Using mast cell stabilisers such as sodium cromoglycate.
These stabilise mast cell membranes.
They have poor oral absorption, but can be used as a topical spray (e.g. nasal) when allergen exposure is predictable.
E.g. hayfever and exercise induced asthma.

32
Q

Describe how you can prevent the effects of mast cell activation

A
  1. Antihistamines: H1 receptor antagonists
    Mainstay of treatment in allergic disease
    Block the effects of histamine
    Newer agents are more specific and cause less sedation
    Useful prophylactically and to control symptoms
  2. Leukotriene receptor antagonists:
    Block the effects of leukotrienes which are synthesised by mast cells after activation
    e.g.
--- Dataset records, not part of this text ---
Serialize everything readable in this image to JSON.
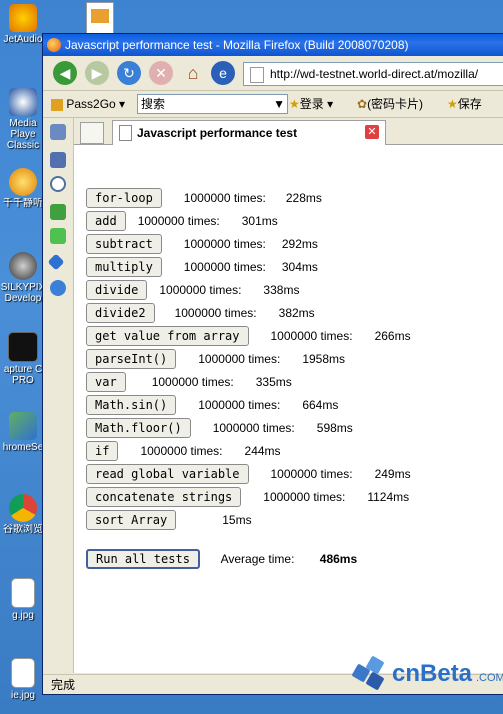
{
  "desktop": {
    "icons": [
      {
        "label": "JetAudio"
      },
      {
        "label": "Media Playe Classic"
      },
      {
        "label": "千千静听"
      },
      {
        "label": "SILKYPIX Develop"
      },
      {
        "label": "apture C PRO"
      },
      {
        "label": "hromeSe"
      },
      {
        "label": "谷歌浏览"
      },
      {
        "label": "g.jpg"
      },
      {
        "label": "ie.jpg"
      }
    ]
  },
  "window": {
    "title": "Javascript performance test - Mozilla Firefox (Build 2008070208)"
  },
  "navbar": {
    "url": "http://wd-testnet.world-direct.at/mozilla/"
  },
  "toolbar2": {
    "pass2go": "Pass2Go",
    "search_placeholder": "搜索",
    "login": "登录",
    "password_card": "(密码卡片)",
    "save": "保存"
  },
  "tab": {
    "title": "Javascript performance test"
  },
  "tests": [
    {
      "name": "for-loop",
      "times": "1000000 times:",
      "ms": "228ms"
    },
    {
      "name": "add",
      "times": "1000000 times:",
      "ms": "301ms"
    },
    {
      "name": "subtract",
      "times": "1000000 times:",
      "ms": "292ms"
    },
    {
      "name": "multiply",
      "times": "1000000 times:",
      "ms": "304ms"
    },
    {
      "name": "divide",
      "times": "1000000 times:",
      "ms": "338ms"
    },
    {
      "name": "divide2",
      "times": "1000000 times:",
      "ms": "382ms"
    },
    {
      "name": "get value from array",
      "times": "1000000 times:",
      "ms": "266ms"
    },
    {
      "name": "parseInt()",
      "times": "1000000 times:",
      "ms": "1958ms"
    },
    {
      "name": "var",
      "times": "1000000 times:",
      "ms": "335ms"
    },
    {
      "name": "Math.sin()",
      "times": "1000000 times:",
      "ms": "664ms"
    },
    {
      "name": "Math.floor()",
      "times": "1000000 times:",
      "ms": "598ms"
    },
    {
      "name": "if",
      "times": "1000000 times:",
      "ms": "244ms"
    },
    {
      "name": "read global variable",
      "times": "1000000 times:",
      "ms": "249ms"
    },
    {
      "name": "concatenate strings",
      "times": "1000000 times:",
      "ms": "1124ms"
    },
    {
      "name": "sort Array",
      "times": "",
      "ms": "15ms"
    }
  ],
  "summary": {
    "run_all": "Run all tests",
    "average_label": "Average time:",
    "average_value": "486ms"
  },
  "statusbar": {
    "text": "完成"
  },
  "watermark": {
    "text": "cnBeta",
    "suffix": ".COM"
  }
}
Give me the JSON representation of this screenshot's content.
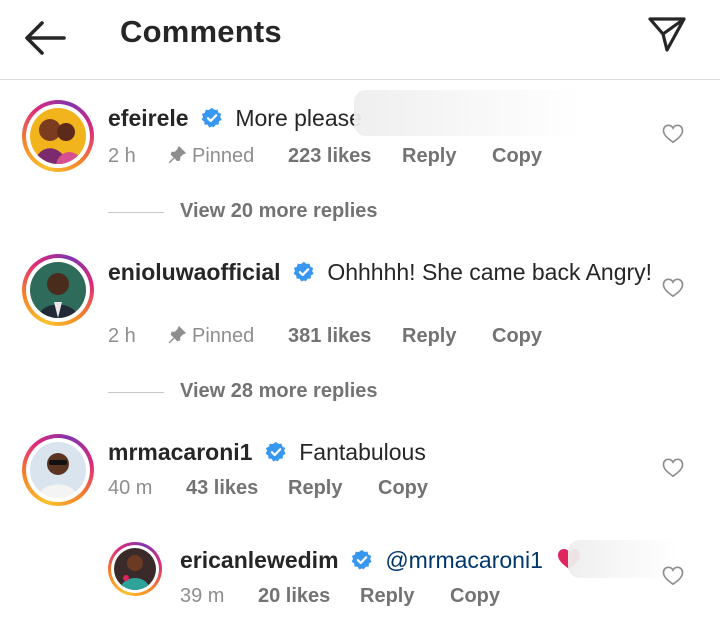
{
  "header": {
    "title": "Comments",
    "back_icon": "arrow-left-icon",
    "share_icon": "paper-plane-icon"
  },
  "comments": [
    {
      "username": "efeirele",
      "text": "More please",
      "time": "2 h",
      "pinned": "Pinned",
      "likes": "223 likes",
      "reply": "Reply",
      "copy": "Copy",
      "view_replies": "View 20 more replies"
    },
    {
      "username": "enioluwaofficial",
      "text": "Ohhhhh! She came back Angry!",
      "time": "2 h",
      "pinned": "Pinned",
      "likes": "381 likes",
      "reply": "Reply",
      "copy": "Copy",
      "view_replies": "View 28 more replies"
    },
    {
      "username": "mrmacaroni1",
      "text": "Fantabulous",
      "time": "40 m",
      "likes": "43 likes",
      "reply": "Reply",
      "copy": "Copy"
    },
    {
      "username": "ericanlewedim",
      "mention": "@mrmacaroni1",
      "emoji": "red-heart-emoji",
      "time": "39 m",
      "likes": "20 likes",
      "reply": "Reply",
      "copy": "Copy"
    }
  ],
  "colors": {
    "verified": "#3897f0",
    "mention": "#00376b",
    "meta": "#8e8e8e",
    "heart_emoji": "#e0245e"
  }
}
Montelukast
33
Q

Describe how you can manage allergic disorders using anti-inflammatory agents

A
Corticosteroids:
Anti-inflammatory
Inhibits the formation of many different inflammatory mediators:
Platelet activating factor
Prostaglandins
Cytokines
34
Q

What is the management of anaphyaxis?

A

Patients carry self-injectable adrenaline
It acts on B2 adrenoceptors to constrict arterial smooth muscle
This increases blood pressure thereby limiting vascular leakage, and dilates bronchial smooth muscle limiting airflow obstruction.

35
Q

Describe immunotherapy used to manage allergic disorders.

What are the risks of this type of therapy?

A

There is controlled exposure to increasing amounts of the allergen.
There are subcutaneous injections of tiny amounts of the allergen, followed by gradual increase in dose.
Mechanism of action is unknown.
It may lead to inhibition of anaphylaxis.